You may feel isolated as you face your diagnosis, especially if nobody in your social group has done so before. Participating in cancer support groups and communities may allow you to connect with others who on the same path. Fellow patients in these groups will often offer insights in ways they are coping. Another benefit is that these groups are a great way to stay updated on the latest research about lung cancer. You have many choices in the type of support, as each person may have a different preference. Some prefer in-person groups, online groups, or one-on-one support.

The stigma of lung cancer is unfortunately still real, but it is changing. For many years it was centered around lung cancer being a "smoker's disease," but now more non-smokers are being diagnosed than smokers. Still, you may face some insensitive comments. There was also the myth that lung cancer was uniformly fatal, but this is no longer true. Newer and better treatments are available. There is a lot of hope.

Practical

Day-to-day issues don't go away after you have been diagnosed with lung cancer, and you will have to face some new challenges.

Finances

Review your medical insurance and what might be required for prior authorization for treatments, record-keeping, and billing procedures. At a minimum, set up a notebook or app to keep track of your appointments, medications, expenses, and receipts.

Your cancer center may have a care coordinator or social worker you can talk to about your options. Some cancer charities, organizations, and governmental agencies may also provide financial planning assistance. You can also consider fundraisers and practical support, calling on friends and family for assistance.

Employment

If you are working at the time of your diagnosis, you will need to consider the time off and work schedule modifications you are likely to need during treatment. A first step is understanding that the Americans with Disabilities Act requires employers to provide "reasonable accommodations" for employees coping with cancer. These accommodations may include flexible work hours or working remotely. The not-for-profit organization Cancers and Careers offers excellent information.

Next, check on your options for a disability program. If you don't have that offered at your workplace or by insurance, you may be able to apply for Social Security disability. While it might not be needed, it is a lengthy process and worth starting as soon as possible. The care planner or social worker at your cancer center may be able to assist you.

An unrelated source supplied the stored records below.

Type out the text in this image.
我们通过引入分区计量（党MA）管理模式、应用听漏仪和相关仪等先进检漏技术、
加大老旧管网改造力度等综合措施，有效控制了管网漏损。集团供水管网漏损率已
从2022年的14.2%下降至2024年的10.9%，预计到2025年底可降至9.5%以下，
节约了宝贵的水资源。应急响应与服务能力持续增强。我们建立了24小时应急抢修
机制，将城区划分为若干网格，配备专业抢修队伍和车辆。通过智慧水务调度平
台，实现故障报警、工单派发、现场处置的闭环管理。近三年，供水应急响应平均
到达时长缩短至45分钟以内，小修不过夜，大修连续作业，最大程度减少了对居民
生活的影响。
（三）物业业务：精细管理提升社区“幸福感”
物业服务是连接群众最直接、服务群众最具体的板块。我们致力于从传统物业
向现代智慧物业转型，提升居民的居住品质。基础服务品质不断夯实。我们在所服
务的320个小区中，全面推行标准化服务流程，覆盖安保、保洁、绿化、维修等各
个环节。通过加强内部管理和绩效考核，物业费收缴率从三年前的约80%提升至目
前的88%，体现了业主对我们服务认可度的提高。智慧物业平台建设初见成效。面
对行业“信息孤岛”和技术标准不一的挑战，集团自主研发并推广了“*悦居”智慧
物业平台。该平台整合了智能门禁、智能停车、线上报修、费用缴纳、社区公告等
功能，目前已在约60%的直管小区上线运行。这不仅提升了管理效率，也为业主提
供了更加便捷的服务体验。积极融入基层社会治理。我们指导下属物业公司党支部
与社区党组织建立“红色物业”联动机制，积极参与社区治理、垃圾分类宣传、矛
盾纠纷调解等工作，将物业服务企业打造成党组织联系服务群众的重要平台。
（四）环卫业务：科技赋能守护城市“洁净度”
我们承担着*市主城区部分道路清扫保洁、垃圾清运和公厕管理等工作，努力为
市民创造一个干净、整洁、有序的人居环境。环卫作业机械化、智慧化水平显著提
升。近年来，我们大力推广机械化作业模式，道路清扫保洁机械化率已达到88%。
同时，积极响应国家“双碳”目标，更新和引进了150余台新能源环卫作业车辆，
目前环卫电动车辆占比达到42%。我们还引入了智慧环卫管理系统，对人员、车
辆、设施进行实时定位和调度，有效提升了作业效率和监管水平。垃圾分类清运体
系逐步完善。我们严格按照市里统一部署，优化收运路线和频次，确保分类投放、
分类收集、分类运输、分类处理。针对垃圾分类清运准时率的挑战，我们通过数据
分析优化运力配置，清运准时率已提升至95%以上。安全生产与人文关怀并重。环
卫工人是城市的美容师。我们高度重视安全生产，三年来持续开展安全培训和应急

Legal and End-of-Life Planning

Many people put off writing a will, advance directives, medical power of attorney, and other legal documents. No matter what your prognosis, it is simply practical to do those now. Advance planning for medical care and the end of life can help ensure your wishes are known and honored. It can be difficult having conversations on these topics with loved ones, but no matter what the course of your illness, this planning will prepare you for what everyone must inevitably face.

Be Your Own Advocate

Being your own advocate is essential to getting the best care, and it is especially true for cancer. You need to learn as much as you can about your options, ask lots of questions, and seek out those who have the answers. You may be able to improve your outcome as well as feeling more in control.